Depois de uma turnê ocorrida entre junho e agosto deste ano passando por
alguns países europeus, o grupo recém-formado se consolida cada vez mais
escrevendo músicas juntos e em processo de gravação desta parceria
internacional. A ideia desta nova banda que vem surpreendendo pelos palcos
mundo afora permeada por apresentações instigantes e bastante performáticas
teve surgimento em uma conversa entre dois amigos: o percussionista Dudu
Prudente e o cineasta belga Damien Chemin.

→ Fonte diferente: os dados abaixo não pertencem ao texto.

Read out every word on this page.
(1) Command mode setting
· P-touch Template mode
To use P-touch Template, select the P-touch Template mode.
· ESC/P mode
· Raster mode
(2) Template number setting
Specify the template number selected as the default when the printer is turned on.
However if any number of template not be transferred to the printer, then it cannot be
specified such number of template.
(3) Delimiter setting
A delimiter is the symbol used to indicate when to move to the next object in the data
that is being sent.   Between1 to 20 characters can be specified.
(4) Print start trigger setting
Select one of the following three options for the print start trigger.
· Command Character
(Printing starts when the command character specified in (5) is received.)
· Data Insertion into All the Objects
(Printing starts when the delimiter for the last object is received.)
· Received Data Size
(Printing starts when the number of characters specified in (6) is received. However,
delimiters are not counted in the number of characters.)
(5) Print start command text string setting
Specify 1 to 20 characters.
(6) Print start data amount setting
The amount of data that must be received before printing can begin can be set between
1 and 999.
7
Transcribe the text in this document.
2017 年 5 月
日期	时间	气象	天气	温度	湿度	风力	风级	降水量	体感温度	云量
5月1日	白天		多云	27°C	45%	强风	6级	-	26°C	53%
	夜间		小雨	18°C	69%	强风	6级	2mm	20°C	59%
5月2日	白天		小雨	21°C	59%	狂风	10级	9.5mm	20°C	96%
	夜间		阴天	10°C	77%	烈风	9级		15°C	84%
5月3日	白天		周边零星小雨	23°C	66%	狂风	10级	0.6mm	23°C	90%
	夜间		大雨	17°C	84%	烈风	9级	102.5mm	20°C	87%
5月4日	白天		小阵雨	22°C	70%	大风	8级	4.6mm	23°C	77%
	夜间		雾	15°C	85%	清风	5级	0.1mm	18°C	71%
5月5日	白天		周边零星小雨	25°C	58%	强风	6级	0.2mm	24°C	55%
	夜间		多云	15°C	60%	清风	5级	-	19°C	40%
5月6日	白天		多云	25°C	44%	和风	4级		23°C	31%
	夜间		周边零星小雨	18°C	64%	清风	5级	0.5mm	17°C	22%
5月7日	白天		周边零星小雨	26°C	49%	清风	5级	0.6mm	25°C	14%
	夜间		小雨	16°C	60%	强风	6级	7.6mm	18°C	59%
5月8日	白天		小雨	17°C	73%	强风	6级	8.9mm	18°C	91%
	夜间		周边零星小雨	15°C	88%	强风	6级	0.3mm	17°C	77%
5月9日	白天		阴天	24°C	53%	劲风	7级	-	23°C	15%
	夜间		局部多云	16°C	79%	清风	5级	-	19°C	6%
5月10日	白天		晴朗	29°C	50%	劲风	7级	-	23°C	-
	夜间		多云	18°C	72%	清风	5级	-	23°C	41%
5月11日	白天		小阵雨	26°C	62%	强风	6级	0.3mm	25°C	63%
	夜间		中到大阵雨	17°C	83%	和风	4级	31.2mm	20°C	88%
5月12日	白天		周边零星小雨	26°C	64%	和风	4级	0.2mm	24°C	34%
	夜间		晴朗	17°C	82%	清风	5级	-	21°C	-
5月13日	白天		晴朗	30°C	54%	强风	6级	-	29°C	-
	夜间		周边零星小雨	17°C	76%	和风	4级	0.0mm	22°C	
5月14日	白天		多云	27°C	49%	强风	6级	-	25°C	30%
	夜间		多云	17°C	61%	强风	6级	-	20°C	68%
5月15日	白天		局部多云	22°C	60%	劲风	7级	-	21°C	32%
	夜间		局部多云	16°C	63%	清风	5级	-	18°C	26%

Pensar em um intercâmbio musical se fazia
necessário naquele momento.
O episódio ocorreu quando Dudu estava na Bélgica para finalizar a trilha
de sua autoria para o longa, rodado em Aracaju, “A Pelada”. O filme, lançado em
2013 e recentemente distribuído pela Paris Filmes, é a primeira produção da
indústria cinematográfica brasileira (apesar de ser uma produção
franco-belga-brasileira) gravada 100% em Aracaju com a maior parte da equipe e
do elenco composta por profissionais sergipanos.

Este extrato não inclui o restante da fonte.